Maurizio Benedetti's Nginx Blog: 2015

Wednesday, June 10, 2015

The 777 developer

I love to develop code since I was 13 and I am now 38. Development is my life, I coded pretty much in every of the most common language. For me development is a serious business.

I always disliked the web scripting languages coming from a computer games development world and having a strong background in assembler, C and C++. I love to develop 3D engines in C or C++, I have done it. I love to write C daemons on Linux, Automation routines on my Linux machines, my containerization solution and may other deep coding solution.I simply love it. I hate to write PHP, Javascript, Django and other web scripts. I am not tailored for it. Simply hate them. Simple as that.

My main duty anyway, in the current role I cover is to be involved with 777 developers, people coming from a pure web scripting background. It is very difficult to deal with them. They believe to be master developers just because they to how to copy and paste pieces of code in already available CMSs.

Anyway, this is nowadays world. There are some which are very good (and these friends are not 777 developers), some others are terrible.

Who is a 777 developer? A 777 developer is a typical guy which comes to you with its own application and asks you to provide hosting for it. They just tell you which stack they need and you are supposed to do the hard work.

Most typical problems with those guys is to let them understand that security is an important topic in a production environment.

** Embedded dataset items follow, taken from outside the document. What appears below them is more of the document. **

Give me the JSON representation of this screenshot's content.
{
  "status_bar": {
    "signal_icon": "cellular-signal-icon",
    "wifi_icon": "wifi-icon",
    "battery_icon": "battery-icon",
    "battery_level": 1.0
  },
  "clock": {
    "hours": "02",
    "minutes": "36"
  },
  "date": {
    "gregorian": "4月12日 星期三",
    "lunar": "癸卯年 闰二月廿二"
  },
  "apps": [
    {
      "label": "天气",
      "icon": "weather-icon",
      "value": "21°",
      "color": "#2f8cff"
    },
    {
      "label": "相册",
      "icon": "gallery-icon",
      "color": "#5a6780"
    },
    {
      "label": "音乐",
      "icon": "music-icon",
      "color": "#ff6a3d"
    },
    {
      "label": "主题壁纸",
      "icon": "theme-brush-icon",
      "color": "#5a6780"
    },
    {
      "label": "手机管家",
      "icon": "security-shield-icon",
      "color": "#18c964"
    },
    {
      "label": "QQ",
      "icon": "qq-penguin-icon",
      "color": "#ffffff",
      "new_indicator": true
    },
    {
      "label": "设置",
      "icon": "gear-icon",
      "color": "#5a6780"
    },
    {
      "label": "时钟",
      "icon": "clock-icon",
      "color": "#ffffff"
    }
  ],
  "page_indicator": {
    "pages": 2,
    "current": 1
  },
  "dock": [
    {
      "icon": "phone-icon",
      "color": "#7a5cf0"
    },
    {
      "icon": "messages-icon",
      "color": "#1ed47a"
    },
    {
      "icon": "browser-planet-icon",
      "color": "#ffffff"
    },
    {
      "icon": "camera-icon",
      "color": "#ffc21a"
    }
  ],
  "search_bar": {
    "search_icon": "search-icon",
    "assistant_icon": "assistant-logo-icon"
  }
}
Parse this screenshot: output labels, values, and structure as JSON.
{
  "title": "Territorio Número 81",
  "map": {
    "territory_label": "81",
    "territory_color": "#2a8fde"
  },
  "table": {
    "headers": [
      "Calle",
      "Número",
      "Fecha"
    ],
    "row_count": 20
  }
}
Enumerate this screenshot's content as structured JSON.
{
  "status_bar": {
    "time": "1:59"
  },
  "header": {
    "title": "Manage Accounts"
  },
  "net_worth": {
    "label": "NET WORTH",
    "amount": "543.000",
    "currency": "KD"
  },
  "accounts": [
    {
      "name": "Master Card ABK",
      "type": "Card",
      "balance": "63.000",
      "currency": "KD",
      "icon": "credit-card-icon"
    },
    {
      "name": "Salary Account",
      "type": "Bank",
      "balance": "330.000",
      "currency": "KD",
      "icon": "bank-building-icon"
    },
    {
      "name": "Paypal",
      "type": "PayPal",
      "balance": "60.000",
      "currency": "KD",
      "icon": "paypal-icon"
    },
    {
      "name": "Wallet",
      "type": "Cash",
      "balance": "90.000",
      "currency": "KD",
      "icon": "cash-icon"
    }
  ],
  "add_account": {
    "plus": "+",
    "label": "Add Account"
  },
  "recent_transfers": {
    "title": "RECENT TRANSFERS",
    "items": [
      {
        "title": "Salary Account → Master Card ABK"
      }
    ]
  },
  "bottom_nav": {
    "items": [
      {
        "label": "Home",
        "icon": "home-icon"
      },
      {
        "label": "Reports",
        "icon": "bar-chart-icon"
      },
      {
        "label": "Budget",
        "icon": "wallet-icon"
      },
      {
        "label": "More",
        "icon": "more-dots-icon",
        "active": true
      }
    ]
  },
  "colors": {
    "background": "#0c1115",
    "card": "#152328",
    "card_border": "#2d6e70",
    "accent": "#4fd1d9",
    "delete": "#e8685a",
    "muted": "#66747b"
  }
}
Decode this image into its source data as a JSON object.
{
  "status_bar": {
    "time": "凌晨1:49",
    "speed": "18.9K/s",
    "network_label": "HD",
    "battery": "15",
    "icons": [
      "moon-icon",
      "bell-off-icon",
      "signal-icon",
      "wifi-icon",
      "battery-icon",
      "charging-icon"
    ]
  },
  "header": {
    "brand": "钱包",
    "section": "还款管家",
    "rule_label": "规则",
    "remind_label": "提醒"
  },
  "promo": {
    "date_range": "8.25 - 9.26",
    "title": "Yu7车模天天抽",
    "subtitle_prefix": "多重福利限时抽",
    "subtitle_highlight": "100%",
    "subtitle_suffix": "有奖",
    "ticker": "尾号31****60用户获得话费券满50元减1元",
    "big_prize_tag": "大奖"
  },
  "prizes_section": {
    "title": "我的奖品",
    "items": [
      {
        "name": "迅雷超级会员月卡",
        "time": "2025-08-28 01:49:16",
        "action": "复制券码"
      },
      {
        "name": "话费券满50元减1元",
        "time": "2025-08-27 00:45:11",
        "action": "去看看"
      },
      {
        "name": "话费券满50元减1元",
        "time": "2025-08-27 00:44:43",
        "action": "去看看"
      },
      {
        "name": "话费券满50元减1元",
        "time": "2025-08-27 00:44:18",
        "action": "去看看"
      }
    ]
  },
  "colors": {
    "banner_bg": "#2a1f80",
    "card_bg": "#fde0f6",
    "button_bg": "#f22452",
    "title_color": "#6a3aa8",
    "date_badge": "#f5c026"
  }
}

When they give you a package and it does not work they just tell you that "on my workstation works wonderfully". It is there that you understand that the pal is a 777 developer.

A 777 developer is a person which sets the entire nginx or apache directory tree with a chmod 777 -r and it feels happy, it works! Who cares that this is a the most stupid way to do it. It works! Doesn't it work on production environment? The fault is yours since you don't know how to do stuff right. On my personal EC2 instance it goes very well, in my docker container it works like a charm, on my workstation it is perfect. You see? it is your fault. The secret is the great 777 command!

I do not expect to be working with the best developers on the market. They pretend to be the best but you can recognize that they are just pretending with a simple look at them. In the end, if you are just configuring a CMS there is a reason but, I do not expect to be blamed if an application do not work.

A 777 developer always hides himself behind the devops trend. If fact, it is your fault if the application doesn't run, you do not understand the devops principle.

....it is so difficult sometimes to have a professional approach with a 777 developer. Anyway I think we are paid to do it and we need to do it.

Present sorry page for everyone except you

During applications back-end systems maintenance operations, we usually present the so called sorry page to end users. This is a nice way to inform that something is going on, in particular on small systems not having a multi node configuration setup.

Typical pages are the one saying "I am sorry, the system is under maintenance, will be back soon".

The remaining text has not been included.